If you arrive in office hours with code for your feature which you cannot explain, the TAs are instructed to help you revert back to stage and ask you to go work on it more intently, to try again.

Team Project Management

Continue utilizing the expected tools and workflow of the course:

  1. Maintain your Project Board with cards linked to issues, assigned to team member(s), with descriptive titles for all cards/issues
  2. Perform work on branches off of stage
  3. Perform pull requests with well written titles and messages and request code reviews from team members
  4. Make effortful and helpful code reviews for your team mates, helpfully maintaining high standards of code
  5. Squash and merge approved PRs into stage

PR/CR Settings

Let's setup your GitHub repository so that your team is able to work from a branch named stage as your primary branch. We will reserve the main brach to reflect production's main branch.

One member of your team should create a branch in the project named stage and push it to your team's repository. Other members of the team should fetch and switch to stage.

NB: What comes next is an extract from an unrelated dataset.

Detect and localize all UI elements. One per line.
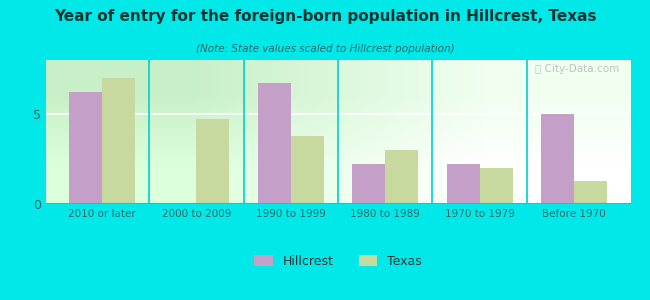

A member of the team should setup the branch protection rules for main and stage in your team repository. In your team's final project repository, navigate to:

  1. Settings
  2. General > Default Branch > Change Branch to stage
    • Press the Swap Button (not the Pencil!) and select stage
    • If you do not see stage, be sure you completed all the steps in "Initialize Team Repository", then refresh this page and try again.
    • Press Update and accept the change
  3. Change to the Branches tab in the sidebar
    1. Add Branch Ruleset
    2. Ruleset Name: main
    3. Enforcement status: Active
    4. Targets, Add Target, Include by Pattern: main
    5. (Check) Restrict creations
    6. (Check) Restrict updates
    7. (Check) Block force pushes
    8. Save Changes with Create Button
  4. Add another Ruleset (Go back to Rulesets tab)
    1. New Branch Ruleset
    2. Ruleset name: stage
    3. Enforcement status: Active
    4. Targets, Add Target, select Include default branch
    5. (Check) Restrict deletions
    6. (Check) Require linear history
    7. (Check) Require a pull request before merging
      1. (Check) Require approvals: 1 required
      2. (Check) Dismiss stale pull request approvals when new commits are pushed
      3. (Check) Require approval of the most recent reviewable push
      4. (Check) Require conversation resolution before merging
    8. Save Changes with Create

Your team repository now protects main from modifications and requires Pull Requests and Code Reviews on stage. This workflow is representative of many industrial workflow settings.